In 1948 the UN introduced a new category called Weapons of Mass Destruction: atomic explosives, radioactive material weapons, chemical and biological weapons.
Fact boxDeclared nuclear states: USA (1945) Undecleared: Israel |
Nuclear weapons
Hiroshima and Nagasaki demonstrated the devastation that nuclear weapons cause. Consequently, countries have always been unwilling to sell nuclear arms to the same extent as other weapons.
From the 1960s international agreements have been made to try to stop nuclear arms spreading. However, there are reports of uranium, missile technology and scientists illegally moving to states seeking to develop nuclear weapons.
This has been a grave concern particularly since the former Soviet Union's huge nuclear arsenal recently became so poorly guarded and funded.

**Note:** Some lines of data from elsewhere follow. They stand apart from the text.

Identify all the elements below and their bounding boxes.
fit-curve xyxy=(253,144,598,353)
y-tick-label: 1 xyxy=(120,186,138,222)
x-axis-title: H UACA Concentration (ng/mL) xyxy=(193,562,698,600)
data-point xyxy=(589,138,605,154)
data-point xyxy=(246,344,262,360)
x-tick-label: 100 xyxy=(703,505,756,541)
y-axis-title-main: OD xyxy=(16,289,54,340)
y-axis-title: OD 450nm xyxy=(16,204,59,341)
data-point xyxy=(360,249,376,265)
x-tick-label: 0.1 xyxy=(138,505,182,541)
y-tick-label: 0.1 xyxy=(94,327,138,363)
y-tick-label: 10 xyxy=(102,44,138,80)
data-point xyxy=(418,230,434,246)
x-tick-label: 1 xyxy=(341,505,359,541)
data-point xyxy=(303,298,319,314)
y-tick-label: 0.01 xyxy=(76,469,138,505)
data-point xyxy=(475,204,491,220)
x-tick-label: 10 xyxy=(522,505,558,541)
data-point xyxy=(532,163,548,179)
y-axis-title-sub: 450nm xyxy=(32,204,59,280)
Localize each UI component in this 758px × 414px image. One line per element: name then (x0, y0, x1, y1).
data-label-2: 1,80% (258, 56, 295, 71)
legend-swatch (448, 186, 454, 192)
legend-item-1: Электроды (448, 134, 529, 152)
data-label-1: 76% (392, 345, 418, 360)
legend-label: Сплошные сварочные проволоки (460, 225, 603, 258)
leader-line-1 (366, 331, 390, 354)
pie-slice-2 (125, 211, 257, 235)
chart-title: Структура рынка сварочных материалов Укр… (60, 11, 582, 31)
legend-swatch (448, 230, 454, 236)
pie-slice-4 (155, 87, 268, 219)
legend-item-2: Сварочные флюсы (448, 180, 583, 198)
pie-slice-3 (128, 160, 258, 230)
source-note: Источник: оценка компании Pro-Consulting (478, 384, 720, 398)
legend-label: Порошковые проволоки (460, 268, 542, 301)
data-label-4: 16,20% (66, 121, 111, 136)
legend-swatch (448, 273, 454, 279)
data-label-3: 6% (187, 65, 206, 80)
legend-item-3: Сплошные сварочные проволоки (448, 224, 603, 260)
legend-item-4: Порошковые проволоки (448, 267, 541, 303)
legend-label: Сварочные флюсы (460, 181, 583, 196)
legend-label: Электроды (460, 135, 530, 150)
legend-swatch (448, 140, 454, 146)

Another problem is that much of the equipment needed to make weapons is also used for peaceful projects. This is known as dual-use. For instance, during the 1960s, Canada supplied reactors for Pakistan's nuclear power stations and the US did likewise for India. Both countries used the reactors to develop nuclear weaponry as well as generating electricity.
Because of heightened fears around selling nuclear arms technology it is thought a prosperous black market exists, involving smuggling fissile materials from the former Soviet Union. In 1994, Czech authorities seized three kilograms of Highly Enriched Uranium. In the same year 400 grams of weaponsgrade plutonium were seized by police in Germany. Just two years ago, nuclear weapons telemetrics equipment was captured by officials at a Budapest airport. According to the Oxford Research Group: “these smuggling incidents...are almost certainly the tip of the iceberg.”
Because of strict controls there is little legal nuclear arms trading. Any sale of technology tends to be secret and illegal. (Unless it is US arms companies selling Trident missiles to the British government.) Nuclear arms sales therefore make up a tiny fraction of the arms trade. But any sale of technology has the potential to destroy thousands, if not millions, of people.
Chemical and biological
Chemical and biological weapons (CBW) are almost impossible to trace within the arms trade because they can be made from products such as day-to-day cleaning fluids.
CBW are hardly a modern device of warfare. The ancient Assyrians and Persians poisoned drinking water. The Romans used choking smoke. In the fourteenth century an army besieging the Crimean port of Kaffa catapulted plague-infected human bodies over the city walls.
In the First World War the French used tear gas. Later Germany used chlorine; a choking green-coloured gas. Chlorine was readily available as a low-cost industrial product and is more commonly used as a cleaning fluid - especially in swimming pools.
Soon attacks became easy to avoid with the introduction of gas masks. This inspired more lethal inventions such as Tabun and Mustard Gas (first developed in Germany) and VX, a nerve agent designed in Britain during the 1950s. Later, scandals erupted in Germany as their companies, innocently they argued, provided Iraq with chemicals it was able to turn lethally against Iran and Kurdish communities in the 1980s.
At least twenty states have chemical and biological weapons programmes. Russia reportedly holds the largest stock in these types of weapons.
It is very difficult to stop exporting products such as chlorine or flyspray to every country on earth. This part of the arms trade, more than any other, demonstrates the difficulty we face in establishing how the equipment we export will be used abroad.